I usually like Malick’s work, but this was like watching paint dry.
It’s very simple. If you think Tree of Life belongs in a typical multiplex and should be marketed to regular audiences, then it means you haven’t seen it yet. If I were an exhibitor I would not play this film. I wouldn’t carry it even if I were offered a 100% take. The customer backlash wouldn’t be worth it. When I saw it at the WP Landmark people were storming out during the first act. The only way I’d carry it is if customers had to read a disclaimer beforehand explaining that it is a slow paced art film that doesn’t have a narrative structure.
And before any angry nuts attack me for this, I actually liked the movie for the most part. I’m a Terrance Malick fan. But never in a million years would I recommend it to anyone unless they fully understood that it’s more like watching a laser show set to Pink Floyd at the Griffith Observatory than it is a movie.

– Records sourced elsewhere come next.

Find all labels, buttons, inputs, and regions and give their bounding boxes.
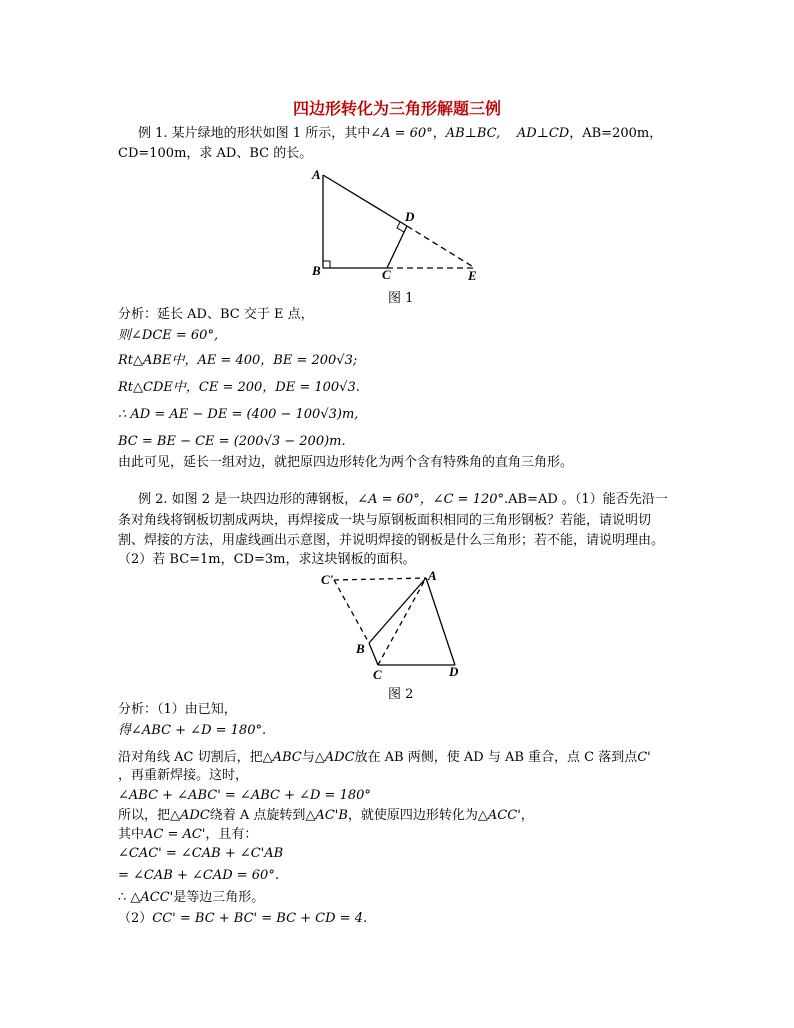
ex1-cond-angle: ∠A = 60° — [370, 126, 433, 141]
fig2-label-d: D — [449, 664, 459, 679]
ex1-intro: 例 1. 某片绿地的形状如图 1 所示，其中∠A = 60°，AB⊥BC, AD⊥CD，AB=200m， — [138, 126, 663, 141]
ex2-intro-text: 例 2. 如图 2 是一块四边形的薄钢板， — [138, 492, 358, 507]
ex1-cond-perp1: AB⊥BC, — [445, 126, 501, 141]
ex1-step-3: Rt△CDE中，CE = 200，DE = 100√3. — [118, 380, 360, 395]
ex2-intro-tail: AB=AD 。（1）能否先沿一 — [508, 492, 668, 507]
fig1-label-c: C — [382, 267, 391, 282]
ex2-analysis-6-math-3: △ACC' — [477, 808, 521, 823]
ex2-analysis-6-text-c: ，就使原四边形转化为 — [347, 808, 478, 823]
ex2-analysis-3-math-1: △ABC — [262, 750, 302, 765]
ex1-step-4: ∴ AD = AE − DE = (400 − 100√3)m, — [118, 407, 359, 422]
ex2-analysis-8: ∠CAC' = ∠CAB + ∠C'AB — [118, 846, 284, 861]
ex2-analysis-3-math-3: C' — [637, 750, 651, 765]
fig2-label-c-prime: C' — [321, 572, 334, 587]
ex1-step-5: BC = BE − CE = (200√3 − 200)m. — [118, 434, 346, 449]
ex2-analysis-6 — [118, 806, 718, 826]
ex1-conclusion: 由此可见，延长一组对边，就把原四边形转化为两个含有特殊角的直角三角形。 — [118, 455, 574, 470]
ex2-analysis-9: = ∠CAB + ∠CAD = 60°. — [118, 868, 279, 883]
fig1-label-a: A — [312, 167, 321, 182]
ex1-cond-perp2: AD⊥CD — [516, 126, 570, 141]
ex2-analysis-6-text-a: 所以，把 — [118, 808, 171, 823]
ex1-intro-text: 例 1. 某片绿地的形状如图 1 所示，其中 — [138, 126, 371, 141]
ex2-analysis-10-text-b: 是等边三角形。 — [173, 890, 265, 905]
ex2-analysis-7-text-b: ，且有： — [205, 827, 258, 842]
ex1-intro-line2: CD=100m，求 AD、BC 的长。 — [118, 146, 313, 161]
ex1-intro-tail: ，AB=200m， — [569, 126, 663, 141]
ex2-analysis-3 — [118, 748, 718, 768]
ex2-analysis-6-math-2: △AC'B — [305, 808, 348, 823]
ex2-analysis-6-math-1: △ADC — [170, 808, 210, 823]
ex2-intro — [138, 490, 738, 510]
ex2-analysis-3-text-b: 与 — [301, 750, 315, 765]
fig1-label-d: D — [405, 209, 415, 224]
ex2-line-4: （2）若 BC=1m，CD=3m，求这块钢板的面积。 — [118, 552, 416, 567]
ex2-analysis-11-math: CC' = BC + BC' = BC + CD = 4. — [152, 911, 368, 926]
ex2-analysis-7 — [118, 825, 718, 845]
ex2-line-2: 条对角线将钢板切割成两块，再焊接成一块与原钢板面积相同的三角形钢板？若能，请说明切 — [118, 513, 652, 528]
ex2-analysis-7-math: AC = AC' — [144, 827, 206, 842]
ex2-line-3: 割、焊接的方法，用虚线画出示意图，并说明焊接的钢板是什么三角形；若不能，请说明理由。 — [118, 533, 665, 548]
fig1-label-e: E — [468, 268, 477, 283]
fig2-label-a: A — [428, 568, 437, 583]
ex2-analysis-4: ，再重新焊接。这时， — [118, 768, 249, 783]
ex2-analysis-6-text-d: ， — [520, 808, 534, 823]
ex2-analysis-3-math-2: △ADC — [314, 750, 355, 765]
ex1-step-2: Rt△ABE中，AE = 400，BE = 200√3; — [118, 353, 358, 368]
fig2-label-c: C — [373, 667, 382, 682]
ex2-analysis-2: 得∠ABC + ∠D = 180°. — [118, 723, 267, 738]
ex2-analysis-1: 分析：（1）由已知， — [118, 702, 237, 717]
ex2-analysis-11 — [118, 909, 718, 929]
ex2-analysis-3-text-a: 沿对角线 AC 切割后，把 — [118, 750, 263, 765]
fig1-label-b: B — [312, 263, 321, 278]
ex1-analysis-title: 分析：延长 AD、BC 交于 E 点， — [118, 307, 314, 322]
page-title: 四边形转化为三角形解题三例 — [292, 99, 501, 118]
ex2-analysis-10-math: △ACC' — [130, 890, 174, 905]
figure-1-caption: 图 1 — [388, 291, 414, 306]
figure-2 — [318, 568, 468, 683]
ex2-analysis-3-text-c: 放在 AB 两侧，使 AD 与 AB 重合，点 C 落到点 — [354, 750, 638, 765]
ex2-analysis-10-text-a: ∴ — [118, 890, 131, 905]
fig2-label-b: B — [356, 641, 365, 656]
ex2-analysis-6-text-b: 绕着 A 点旋转到 — [209, 808, 306, 823]
ex2-analysis-7-text-a: 其中 — [118, 827, 145, 842]
figure-1 — [300, 165, 500, 285]
ex2-analysis-11-text-a: （2） — [118, 911, 153, 926]
ex2-analysis-10 — [118, 888, 718, 908]
ex1-step-1: 则∠DCE = 60°, — [118, 328, 219, 343]
ex2-analysis-5: ∠ABC + ∠ABC' = ∠ABC + ∠D = 180° — [118, 788, 371, 803]
figure-2-caption: 图 2 — [388, 687, 414, 702]
ex2-cond-angles: ∠A = 60°，∠C = 120°. — [357, 492, 509, 507]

TOL certainly had it’s flaws, but like any great poem, sections of the work are so visceral that they will stick with me forever. Of course considering the definitive nature of your comment, appreciating something paradoxical probably isn’t your strong suit.
By the way, the bulk of the movie had a pretty basic unapologetically linear storyline, the kid was losing his innocence in case you “didn’t get it”.

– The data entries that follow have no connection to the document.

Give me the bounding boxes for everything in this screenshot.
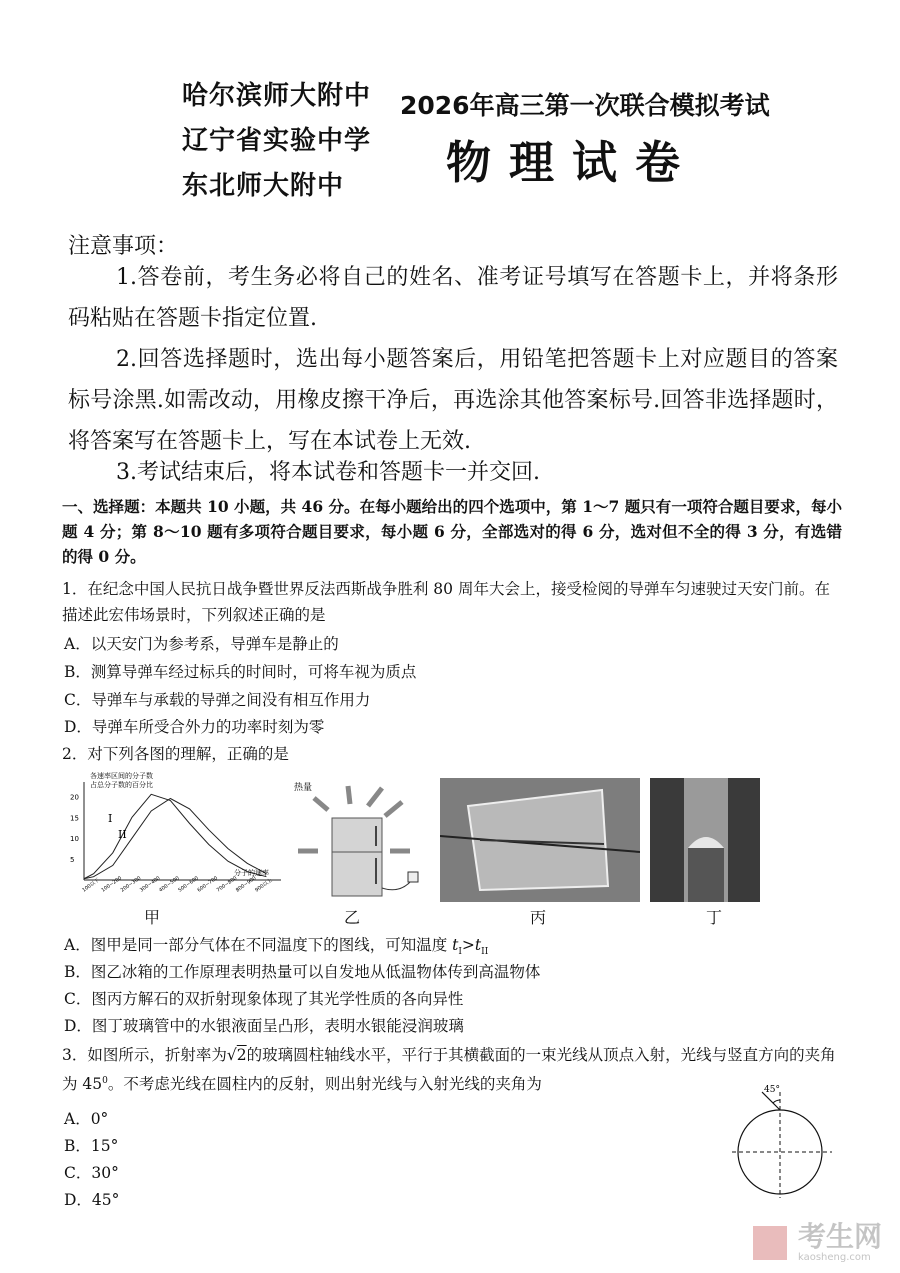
chart-xtick-label: 500~600 xyxy=(177,875,200,894)
section-heading: 一、选择题：本题共 10 小题，共 46 分。在每小题给出的四个选项中，第 1～7 题只有一项符合题目要求，每小题 4 分；第 8～10 题有多项符合题目要求，每小题 6 分，全部选对的得 6 分，选对但不全的得 3 分，有选错的得 0 分。 xyxy=(62,497,842,566)
chart-xtick-label: 100以下 xyxy=(81,877,101,894)
chart-curve-label-I: I xyxy=(108,812,113,825)
caption-jia: 甲 xyxy=(144,908,161,927)
q2-option-b: B．图乙冰箱的工作原理表明热量可以自发地从低温物体传到高温物体 xyxy=(64,963,541,981)
watermark xyxy=(753,1222,882,1263)
chart-xtick-label: 200~300 xyxy=(119,875,143,894)
chart-ylabel-line2: 占总分子数的百分比 xyxy=(90,781,153,789)
watermark-en: kaosheng.com xyxy=(797,1252,871,1263)
caption-yi: 乙 xyxy=(344,908,361,927)
chart-ytick-label: 15 xyxy=(70,814,79,823)
watermark-cn: 考生网 xyxy=(797,1220,882,1253)
q2-option-c: C．图丙方解石的双折射现象体现了其光学性质的各向异性 xyxy=(64,990,464,1008)
angle-label: 45° xyxy=(764,1085,780,1095)
school-list xyxy=(182,74,371,209)
school-name: 东北师大附中 xyxy=(182,171,345,201)
q3-option-d: D．45° xyxy=(64,1191,120,1209)
chart-xtick-label: 700~800 xyxy=(215,875,239,894)
glass-tube-photo xyxy=(650,778,760,902)
maxwell-distribution-chart xyxy=(66,770,288,900)
question-1-stem: 1．在纪念中国人民抗日战争暨世界反法西斯战争胜利 80 周年大会上，接受检阅的导弹车匀速驶过天安门前。在描述此宏伟场景时，下列叙述正确的是 xyxy=(62,580,830,624)
fridge-body xyxy=(332,818,382,896)
q1-option-b: B．测算导弹车经过标兵的时间时，可将车视为质点 xyxy=(64,663,417,681)
q2-option-a: A．图甲是同一部分气体在不同温度下的图线，可知温度 $t_I>t_{II}$ xyxy=(64,936,489,958)
q3-option-b: B．15° xyxy=(64,1137,119,1155)
chart-ylabel-line1: 各速率区间的分子数 xyxy=(90,772,153,780)
heat-label: 热量 xyxy=(294,783,313,793)
chart-xtick-label: 300~400 xyxy=(138,875,162,894)
refrigerator-figure xyxy=(290,776,425,901)
chart-xtick-label: 100~200 xyxy=(100,875,124,894)
note-item: 2.回答选择题时，选出每小题答案后，用铅笔把答题卡上对应题目的答案标号涂黑.如需改动，用橡皮擦干净后，再选涂其他答案标号.回答非选择题时，将答案写在答题卡上，写在本试卷上无效. xyxy=(68,347,838,454)
chart-curve-label-II: II xyxy=(118,828,127,841)
caption-bing: 丙 xyxy=(530,908,547,927)
chart-xtick-label: 900以上 xyxy=(254,877,274,894)
angle-arc xyxy=(773,1100,780,1103)
subject-title: 物理试卷 xyxy=(446,136,699,189)
note-item: 1.答卷前，考生务必将自己的姓名、准考证号填写在答题卡上，并将条形码粘贴在答题卡指定位置. xyxy=(68,265,838,331)
watermark-logo-icon xyxy=(753,1226,787,1260)
question-2-stem: 2．对下列各图的理解，正确的是 xyxy=(62,745,289,763)
q3-option-a: A．0° xyxy=(64,1110,109,1128)
power-socket xyxy=(408,872,418,882)
calcite-photo xyxy=(440,778,640,902)
chart-ytick-label: 10 xyxy=(70,835,79,844)
cylinder-cross-section xyxy=(728,1080,838,1200)
caption-ding: 丁 xyxy=(706,908,723,927)
mercury-column xyxy=(688,848,724,902)
q1-option-d: D．导弹车所受合外力的功率时刻为零 xyxy=(64,718,325,736)
q3-option-c: C．30° xyxy=(64,1164,119,1182)
notes-heading: 注意事项： xyxy=(68,234,179,259)
school-name: 哈尔滨师大附中 xyxy=(182,81,372,111)
chart-xtick-label: 400~500 xyxy=(158,875,181,894)
exam-name: 2026年高三第一次联合模拟考试 xyxy=(400,91,770,120)
q1-option-a: A．以天安门为参考系，导弹车是静止的 xyxy=(64,635,339,653)
chart-ytick-label: 20 xyxy=(70,793,79,802)
school-name: 辽宁省实验中学 xyxy=(182,126,372,156)
question-3-stem: 3．如图所示，折射率为√2的玻璃圆柱轴线水平，平行于其横截面的一束光线从顶点入射，光线与竖直方向的夹角为 $45^0$。不考虑光线在圆柱内的反射，则出射光线与入射光线的夹角为 xyxy=(62,1046,836,1094)
q2-option-d: D．图丁玻璃管中的水银液面呈凸形，表明水银能浸润玻璃 xyxy=(64,1017,464,1035)
chart-xtick-label: 600~700 xyxy=(196,875,220,894)
chart-ytick-label: 5 xyxy=(70,856,75,865)
q1-option-c: C．导弹车与承载的导弹之间没有相互作用力 xyxy=(64,691,371,709)
note-item: 3.考试结束后，将本试卷和答题卡一并交回. xyxy=(116,460,540,485)
chart-xtick-label: 800~900 xyxy=(234,875,258,894)
chart-xlabel: 分子的速率 xyxy=(234,869,269,877)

The movie was brilliant at times, visually stunning, dreadfully indulgent, too long, and annoyingly and intentionally incomprehensible in places.
It will stay with me. But that doesn’t mean it’s a great movie. At all.

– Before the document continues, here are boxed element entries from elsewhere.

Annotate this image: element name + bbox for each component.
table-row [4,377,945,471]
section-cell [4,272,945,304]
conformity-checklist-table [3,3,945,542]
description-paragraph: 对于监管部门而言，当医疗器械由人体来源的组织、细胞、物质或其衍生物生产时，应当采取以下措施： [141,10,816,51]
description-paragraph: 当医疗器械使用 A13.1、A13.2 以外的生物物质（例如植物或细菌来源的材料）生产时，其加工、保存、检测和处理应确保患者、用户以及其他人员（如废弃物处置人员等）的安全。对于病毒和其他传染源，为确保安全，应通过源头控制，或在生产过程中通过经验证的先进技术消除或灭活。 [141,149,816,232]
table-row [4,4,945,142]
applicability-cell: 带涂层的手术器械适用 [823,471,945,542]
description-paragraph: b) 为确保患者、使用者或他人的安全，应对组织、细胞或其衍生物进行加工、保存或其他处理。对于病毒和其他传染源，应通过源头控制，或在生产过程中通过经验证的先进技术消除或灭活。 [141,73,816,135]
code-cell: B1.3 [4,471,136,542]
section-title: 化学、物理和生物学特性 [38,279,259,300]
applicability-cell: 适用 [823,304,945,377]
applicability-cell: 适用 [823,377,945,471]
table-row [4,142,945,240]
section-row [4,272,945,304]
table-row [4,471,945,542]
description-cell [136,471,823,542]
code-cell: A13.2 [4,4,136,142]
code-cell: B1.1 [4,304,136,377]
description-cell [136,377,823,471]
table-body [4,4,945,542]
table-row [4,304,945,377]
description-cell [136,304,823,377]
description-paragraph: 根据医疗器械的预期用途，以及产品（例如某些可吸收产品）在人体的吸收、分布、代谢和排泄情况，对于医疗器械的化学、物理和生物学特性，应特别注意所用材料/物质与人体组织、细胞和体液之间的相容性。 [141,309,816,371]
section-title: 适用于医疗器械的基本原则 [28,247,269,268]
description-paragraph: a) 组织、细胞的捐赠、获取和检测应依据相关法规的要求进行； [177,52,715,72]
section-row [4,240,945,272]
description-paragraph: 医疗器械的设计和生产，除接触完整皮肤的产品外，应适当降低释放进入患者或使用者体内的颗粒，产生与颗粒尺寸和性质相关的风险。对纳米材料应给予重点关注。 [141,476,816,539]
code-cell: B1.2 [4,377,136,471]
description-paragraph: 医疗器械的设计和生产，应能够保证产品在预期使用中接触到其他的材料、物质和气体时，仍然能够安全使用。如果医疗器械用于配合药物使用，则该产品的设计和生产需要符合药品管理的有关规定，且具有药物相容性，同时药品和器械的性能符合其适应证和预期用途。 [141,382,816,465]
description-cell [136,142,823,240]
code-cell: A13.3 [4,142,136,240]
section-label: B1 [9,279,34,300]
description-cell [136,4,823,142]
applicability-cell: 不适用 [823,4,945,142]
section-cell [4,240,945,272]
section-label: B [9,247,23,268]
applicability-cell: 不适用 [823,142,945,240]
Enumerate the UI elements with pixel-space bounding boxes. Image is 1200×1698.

I love Malick. I am now in love with Jessica Chastain. The kids in this movie were phenomenal.
But ultimately, it’s a noble failure. And I think that’s how history will judge it.
I read the script. Never went anywhere but it was poetry. What I worry about on these boards are comments from people who want to feel like artists so they say they loved it.
It is often funny to me that there are so many industry artist that rip down instead of celebrate another artist victory in 1, getting their film made, and 2, the fact that this film was no a popcorn cookie cutter ‘big picture’ attempt to capitalize on it’s stars.
Certain art isn’t for everyone, but it is for someone. So please those who are quick to rip certain movies that are gentle in approach or slow to build or just plain weird as hell, remember your project will be on the critic’s block very soon.
GOD CAN
Am I the only one that saw this and thought….”hmmm, interesting, but didn’t Kubrick already do the exact same thing decades ago, and probably better, when no one had done it yet?” and then, “hmmm…reminds me of Pink Floyd’s The Wall,” and then, “…yeah, reminds of that a little too much.”
I found the whole thing informed by too many other films, and not in a cool, inspired, take-it-to-a-better-more-challenging-place way, but in a blatant he-just-did-what-these-other-guys-have-already-done way, adding some closeups of cellular mitosis and mitochondria-in-action notwithstanding. And don’t even let me get started on the cardboard cutout Freudianism that would have been insightful and thought-provoking, oh, maybe 40 or more years ago.
I really, really, wanted to like it. I gave it every chance I could think of…and I just kept getting reminded of better films that had already done every trick in this film. Hence, disappointment.
Grace and/vs nature. Should have/could have been better.